18 January 2011

Old Lutheran Quote of the Day

Not that we offer the sacrament, but that by our praise, prayer, and sacrifice we move him and give him occasion to offer himself for us in heaven and ourselves with him.  -- Blessed Martin Luther, Treasury, p. 1129.


Phil said...

"...offer himself for us in heaven..."

I remember reading this passage and not knowing what to make of it. Is the Church's eucharistic "praying" that which moves Christ and gives him this "occasion?" How would you explain the connection between Christ's "occasioned" offering and the Consecration in the Liturgy?

William Weedon said...

I think Gerhard explains Luther best here:

In the celebration of the Eucharist ‘we proclaim the Lord’s death’ (1 Cor. 11:26) and pray that God would be merciful to us on account of that holy and immaculate sacrifice completed on the cross and on account of that holy Victim which is certainly present in the Eucharist…. That he would in kindness receive and grant a place to the rational and spiritual oblation of our prayer. (Confessio Catholica, vol II, par II, arti xiv, cap. I, ekthesis 6, 1200-1201)
It is clear that the sacrifice takes place in heaven, not on earth, inasmuch as the death and passion of God’s beloved Son is offered to God the Father by way of commemoration… In the Christian sacrifice there is no victim except the real and substantial body of Christ, and in the same way there is no true priest except Christ Himself. Hence, this sacrifice once offered on the cross takes place continually in an unseen fashion in heaven by way of commemoration, when Christ offers to His Father on our behalf His sufferings of the past, especially when we are applying ourselves to the sacred mysteries, and this is the ‘unbloody sacrifice’ which is carried out in heaven. (1204)

Phil said...

So the connection between the Consecration and Christ's self-offering in heaven is simply coincidental and simultaneous, with no other link (causal in one direction or the other, for example)?

William Weedon said...

I wouldn't say causal, but I would say that it connects the two together. What's happening on earth comes into sync with what our Lord constantly does in heaven.

Phil said...

Ah, so just as Christ willed to sacrifice Himself on Calvary, He also willed to institute the eating of His Body and His Blood as sacrificial Victim, then?

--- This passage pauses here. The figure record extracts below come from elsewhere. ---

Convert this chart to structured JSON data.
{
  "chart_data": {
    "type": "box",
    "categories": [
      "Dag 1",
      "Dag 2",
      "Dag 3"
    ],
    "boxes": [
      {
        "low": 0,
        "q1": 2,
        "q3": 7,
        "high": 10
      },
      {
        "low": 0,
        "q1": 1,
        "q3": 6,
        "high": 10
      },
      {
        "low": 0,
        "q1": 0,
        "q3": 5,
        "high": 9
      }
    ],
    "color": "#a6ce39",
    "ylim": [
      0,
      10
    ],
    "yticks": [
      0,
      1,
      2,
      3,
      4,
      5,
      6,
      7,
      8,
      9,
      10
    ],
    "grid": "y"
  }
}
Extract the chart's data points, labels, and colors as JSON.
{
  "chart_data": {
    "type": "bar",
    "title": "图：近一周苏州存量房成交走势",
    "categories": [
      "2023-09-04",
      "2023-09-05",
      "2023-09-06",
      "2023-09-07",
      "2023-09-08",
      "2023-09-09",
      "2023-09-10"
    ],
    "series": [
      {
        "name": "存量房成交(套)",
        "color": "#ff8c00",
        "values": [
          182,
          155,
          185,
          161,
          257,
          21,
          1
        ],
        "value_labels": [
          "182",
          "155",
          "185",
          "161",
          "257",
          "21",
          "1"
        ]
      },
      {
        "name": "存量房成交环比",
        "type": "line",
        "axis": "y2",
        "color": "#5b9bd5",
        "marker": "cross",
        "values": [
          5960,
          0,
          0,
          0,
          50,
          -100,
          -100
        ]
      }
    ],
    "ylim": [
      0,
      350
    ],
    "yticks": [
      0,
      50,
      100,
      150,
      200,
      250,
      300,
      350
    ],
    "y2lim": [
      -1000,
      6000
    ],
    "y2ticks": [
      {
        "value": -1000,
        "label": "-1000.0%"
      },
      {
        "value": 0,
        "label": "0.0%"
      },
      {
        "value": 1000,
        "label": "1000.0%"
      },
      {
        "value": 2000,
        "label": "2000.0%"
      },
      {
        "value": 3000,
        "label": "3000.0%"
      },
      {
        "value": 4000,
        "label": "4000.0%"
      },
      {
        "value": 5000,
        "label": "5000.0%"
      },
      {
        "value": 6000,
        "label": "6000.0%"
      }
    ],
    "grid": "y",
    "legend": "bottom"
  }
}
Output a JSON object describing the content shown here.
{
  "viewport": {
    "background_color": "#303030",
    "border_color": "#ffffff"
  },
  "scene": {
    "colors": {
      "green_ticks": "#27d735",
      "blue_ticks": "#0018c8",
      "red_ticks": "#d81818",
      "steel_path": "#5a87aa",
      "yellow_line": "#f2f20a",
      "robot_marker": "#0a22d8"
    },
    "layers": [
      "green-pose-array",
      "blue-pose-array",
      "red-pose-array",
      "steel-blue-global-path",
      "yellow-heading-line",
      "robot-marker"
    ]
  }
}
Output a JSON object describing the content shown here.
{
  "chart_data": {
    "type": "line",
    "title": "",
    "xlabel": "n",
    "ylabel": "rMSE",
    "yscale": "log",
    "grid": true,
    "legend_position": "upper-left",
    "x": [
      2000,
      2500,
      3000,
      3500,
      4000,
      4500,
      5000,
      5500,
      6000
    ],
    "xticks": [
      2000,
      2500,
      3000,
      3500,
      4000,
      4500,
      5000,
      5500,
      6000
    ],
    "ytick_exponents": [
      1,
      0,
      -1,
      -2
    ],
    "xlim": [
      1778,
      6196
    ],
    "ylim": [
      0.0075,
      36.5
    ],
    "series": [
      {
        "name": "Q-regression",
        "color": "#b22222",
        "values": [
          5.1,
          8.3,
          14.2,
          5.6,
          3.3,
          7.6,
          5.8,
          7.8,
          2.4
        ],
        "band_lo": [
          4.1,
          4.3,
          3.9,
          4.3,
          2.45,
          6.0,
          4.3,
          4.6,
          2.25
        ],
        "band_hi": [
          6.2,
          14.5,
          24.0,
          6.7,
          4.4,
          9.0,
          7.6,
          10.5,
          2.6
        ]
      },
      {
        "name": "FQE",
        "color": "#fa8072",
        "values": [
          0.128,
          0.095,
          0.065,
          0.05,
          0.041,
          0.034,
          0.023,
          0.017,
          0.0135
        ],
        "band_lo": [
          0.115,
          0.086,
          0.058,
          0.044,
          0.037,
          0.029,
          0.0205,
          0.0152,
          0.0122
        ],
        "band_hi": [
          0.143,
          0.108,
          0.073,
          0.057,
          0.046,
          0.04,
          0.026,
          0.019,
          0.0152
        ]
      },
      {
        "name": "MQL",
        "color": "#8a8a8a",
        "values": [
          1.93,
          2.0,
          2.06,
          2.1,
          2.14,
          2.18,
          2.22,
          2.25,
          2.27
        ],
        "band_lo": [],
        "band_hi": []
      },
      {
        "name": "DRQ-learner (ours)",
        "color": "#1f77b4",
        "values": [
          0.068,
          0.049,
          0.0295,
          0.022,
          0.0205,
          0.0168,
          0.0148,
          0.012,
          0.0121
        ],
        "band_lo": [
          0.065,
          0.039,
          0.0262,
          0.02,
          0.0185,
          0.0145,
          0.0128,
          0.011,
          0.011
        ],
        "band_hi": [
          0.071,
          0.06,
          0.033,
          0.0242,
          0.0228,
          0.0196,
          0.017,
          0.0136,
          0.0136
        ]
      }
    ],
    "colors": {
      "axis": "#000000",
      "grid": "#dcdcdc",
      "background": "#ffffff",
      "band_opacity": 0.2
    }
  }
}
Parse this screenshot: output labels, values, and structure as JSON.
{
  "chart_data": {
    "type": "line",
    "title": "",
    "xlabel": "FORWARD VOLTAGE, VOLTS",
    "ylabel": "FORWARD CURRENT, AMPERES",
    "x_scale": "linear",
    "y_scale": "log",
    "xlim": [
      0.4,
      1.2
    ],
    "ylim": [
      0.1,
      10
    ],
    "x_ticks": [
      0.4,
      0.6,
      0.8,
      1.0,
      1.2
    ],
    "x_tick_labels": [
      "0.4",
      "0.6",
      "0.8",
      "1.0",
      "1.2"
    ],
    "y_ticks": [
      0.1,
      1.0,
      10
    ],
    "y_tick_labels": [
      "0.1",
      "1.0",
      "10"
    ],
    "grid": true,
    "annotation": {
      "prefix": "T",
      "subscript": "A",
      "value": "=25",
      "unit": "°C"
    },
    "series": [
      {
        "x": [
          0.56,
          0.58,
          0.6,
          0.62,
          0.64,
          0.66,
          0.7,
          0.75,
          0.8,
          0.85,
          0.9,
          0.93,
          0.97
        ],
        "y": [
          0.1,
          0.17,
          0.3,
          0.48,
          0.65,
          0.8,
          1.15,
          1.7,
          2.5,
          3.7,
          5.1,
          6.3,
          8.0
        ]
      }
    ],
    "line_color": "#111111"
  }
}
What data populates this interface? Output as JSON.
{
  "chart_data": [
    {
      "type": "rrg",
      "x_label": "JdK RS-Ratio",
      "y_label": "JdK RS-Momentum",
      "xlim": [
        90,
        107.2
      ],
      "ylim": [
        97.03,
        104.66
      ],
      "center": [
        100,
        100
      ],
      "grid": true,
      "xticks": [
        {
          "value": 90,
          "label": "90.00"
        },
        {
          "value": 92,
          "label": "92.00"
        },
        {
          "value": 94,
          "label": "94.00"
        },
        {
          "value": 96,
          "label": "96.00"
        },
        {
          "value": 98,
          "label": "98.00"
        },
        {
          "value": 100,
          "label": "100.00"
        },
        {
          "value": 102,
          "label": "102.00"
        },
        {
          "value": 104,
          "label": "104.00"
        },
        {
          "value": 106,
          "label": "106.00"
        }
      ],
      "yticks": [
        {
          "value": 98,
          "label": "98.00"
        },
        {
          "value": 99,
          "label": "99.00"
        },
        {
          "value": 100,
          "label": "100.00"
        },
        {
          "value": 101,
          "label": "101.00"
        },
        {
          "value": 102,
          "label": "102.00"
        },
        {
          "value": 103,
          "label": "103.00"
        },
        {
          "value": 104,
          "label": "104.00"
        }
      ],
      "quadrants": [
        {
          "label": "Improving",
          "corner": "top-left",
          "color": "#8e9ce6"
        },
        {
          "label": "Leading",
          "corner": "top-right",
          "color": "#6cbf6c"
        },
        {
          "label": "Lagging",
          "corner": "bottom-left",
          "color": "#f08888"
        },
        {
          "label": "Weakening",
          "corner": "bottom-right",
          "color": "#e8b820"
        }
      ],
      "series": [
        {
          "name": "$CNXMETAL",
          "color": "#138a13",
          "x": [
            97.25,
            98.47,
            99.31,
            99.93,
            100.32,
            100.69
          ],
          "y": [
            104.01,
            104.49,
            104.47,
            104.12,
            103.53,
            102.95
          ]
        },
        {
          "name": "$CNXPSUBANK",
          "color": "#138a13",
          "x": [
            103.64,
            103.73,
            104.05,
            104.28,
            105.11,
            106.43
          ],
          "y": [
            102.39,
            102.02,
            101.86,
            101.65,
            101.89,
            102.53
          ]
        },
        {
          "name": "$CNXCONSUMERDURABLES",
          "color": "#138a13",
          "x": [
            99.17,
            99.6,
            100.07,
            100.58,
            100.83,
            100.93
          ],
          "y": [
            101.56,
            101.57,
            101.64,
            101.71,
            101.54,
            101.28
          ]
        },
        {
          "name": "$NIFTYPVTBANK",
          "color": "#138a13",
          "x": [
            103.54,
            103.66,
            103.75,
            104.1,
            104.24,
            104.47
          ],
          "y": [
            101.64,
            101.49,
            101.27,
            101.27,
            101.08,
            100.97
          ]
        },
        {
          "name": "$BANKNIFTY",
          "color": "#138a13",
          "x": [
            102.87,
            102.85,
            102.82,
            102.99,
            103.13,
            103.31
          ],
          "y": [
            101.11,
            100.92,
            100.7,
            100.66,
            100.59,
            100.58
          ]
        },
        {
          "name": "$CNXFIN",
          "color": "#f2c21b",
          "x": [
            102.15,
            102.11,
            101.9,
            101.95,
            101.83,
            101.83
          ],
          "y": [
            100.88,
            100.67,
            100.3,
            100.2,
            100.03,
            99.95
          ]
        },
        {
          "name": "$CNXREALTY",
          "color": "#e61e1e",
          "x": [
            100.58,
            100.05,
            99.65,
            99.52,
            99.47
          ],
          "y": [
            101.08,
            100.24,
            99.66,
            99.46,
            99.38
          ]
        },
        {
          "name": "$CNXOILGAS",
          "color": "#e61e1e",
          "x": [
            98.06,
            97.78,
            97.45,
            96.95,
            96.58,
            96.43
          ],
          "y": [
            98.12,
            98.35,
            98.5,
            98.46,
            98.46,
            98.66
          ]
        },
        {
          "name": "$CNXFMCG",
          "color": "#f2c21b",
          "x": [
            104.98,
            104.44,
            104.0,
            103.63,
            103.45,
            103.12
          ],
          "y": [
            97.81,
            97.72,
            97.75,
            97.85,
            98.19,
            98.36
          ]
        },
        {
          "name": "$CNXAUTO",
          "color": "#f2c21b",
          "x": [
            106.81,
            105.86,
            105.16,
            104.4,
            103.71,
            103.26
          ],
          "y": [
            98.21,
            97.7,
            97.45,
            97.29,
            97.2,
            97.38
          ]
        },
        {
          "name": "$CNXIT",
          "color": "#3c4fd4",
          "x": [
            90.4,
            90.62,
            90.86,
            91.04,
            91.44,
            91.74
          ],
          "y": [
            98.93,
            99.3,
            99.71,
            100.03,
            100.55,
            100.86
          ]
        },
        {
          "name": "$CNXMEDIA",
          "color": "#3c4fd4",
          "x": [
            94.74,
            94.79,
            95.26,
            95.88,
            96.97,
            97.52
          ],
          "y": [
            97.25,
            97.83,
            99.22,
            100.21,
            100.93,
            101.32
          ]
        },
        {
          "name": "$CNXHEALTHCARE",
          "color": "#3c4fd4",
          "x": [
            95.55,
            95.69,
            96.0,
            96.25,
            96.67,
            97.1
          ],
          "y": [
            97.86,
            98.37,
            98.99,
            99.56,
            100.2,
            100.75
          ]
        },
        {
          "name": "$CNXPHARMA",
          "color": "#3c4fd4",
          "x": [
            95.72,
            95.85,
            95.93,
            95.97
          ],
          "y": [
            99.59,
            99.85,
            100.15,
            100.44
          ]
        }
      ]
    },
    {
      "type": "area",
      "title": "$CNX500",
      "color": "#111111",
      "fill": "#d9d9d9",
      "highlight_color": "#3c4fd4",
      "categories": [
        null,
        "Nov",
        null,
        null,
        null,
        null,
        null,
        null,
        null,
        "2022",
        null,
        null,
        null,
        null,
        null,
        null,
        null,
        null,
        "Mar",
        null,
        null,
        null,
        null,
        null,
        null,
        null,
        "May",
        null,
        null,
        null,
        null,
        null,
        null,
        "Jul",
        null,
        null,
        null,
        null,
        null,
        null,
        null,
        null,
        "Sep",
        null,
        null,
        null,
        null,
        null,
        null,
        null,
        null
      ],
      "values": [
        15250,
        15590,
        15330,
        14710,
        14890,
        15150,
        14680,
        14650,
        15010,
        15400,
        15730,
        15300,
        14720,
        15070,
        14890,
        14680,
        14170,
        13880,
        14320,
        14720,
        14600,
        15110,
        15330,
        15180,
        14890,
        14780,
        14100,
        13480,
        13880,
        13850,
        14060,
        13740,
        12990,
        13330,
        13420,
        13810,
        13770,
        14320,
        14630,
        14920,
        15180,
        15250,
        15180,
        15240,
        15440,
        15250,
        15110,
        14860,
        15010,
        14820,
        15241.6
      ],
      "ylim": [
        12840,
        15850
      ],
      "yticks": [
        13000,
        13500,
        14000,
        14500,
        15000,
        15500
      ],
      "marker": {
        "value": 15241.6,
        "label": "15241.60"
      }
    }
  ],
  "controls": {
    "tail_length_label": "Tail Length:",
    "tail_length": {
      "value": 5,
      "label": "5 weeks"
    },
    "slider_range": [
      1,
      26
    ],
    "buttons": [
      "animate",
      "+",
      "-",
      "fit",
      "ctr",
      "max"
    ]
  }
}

Eternal offering in heaven, and ongoing observation on earth? The unity of the two is then in the will of God?

The more I've thought about prayer, the more confused I am about it. Why do we pray? How does prayer move God? Is prayer a good work that God has commanded (Law) or is it something that God has instituted and therefore has attached promises to (Gospel), or is it both in different ways? Isn't the pastor's earthly liturgical consecration according to Christ's institution both Law and Gospel in different ways? If so, aren't attacks on Eucharistic Prayers as not "pure Gospel" (i.e. NO LAW WORKING HERE!) totally misguided?

Must we say that the Elevation is only proclamation, or can it also be to "hold up to God His commandment and promise" (LC)?

I wonder whether Rome's error isn't that they effectively say that certain things are Law and Gospel in the same way. On the other hand, a rigorist sacramental/sacrificial distinction will attempt to say that certain liturgical acts are Gospel and never Law, or vice versa. Perhaps the key is to say that certain liturgical components are both Law and Gospel (sacrificial / sacramental) but in utterly distinct ways?

William Weedon said...


I came to great peace when I stopped trying to understand prayer, and just began to practice it. I don't need to understand something that I cannot fathom. The Son prays. The Spirit prays. The Church prays. And in all we lift up the pain and grief and joys and thanksgivings of all the world to the holy Father. I don't know why it works or how it works; but I do know that it works.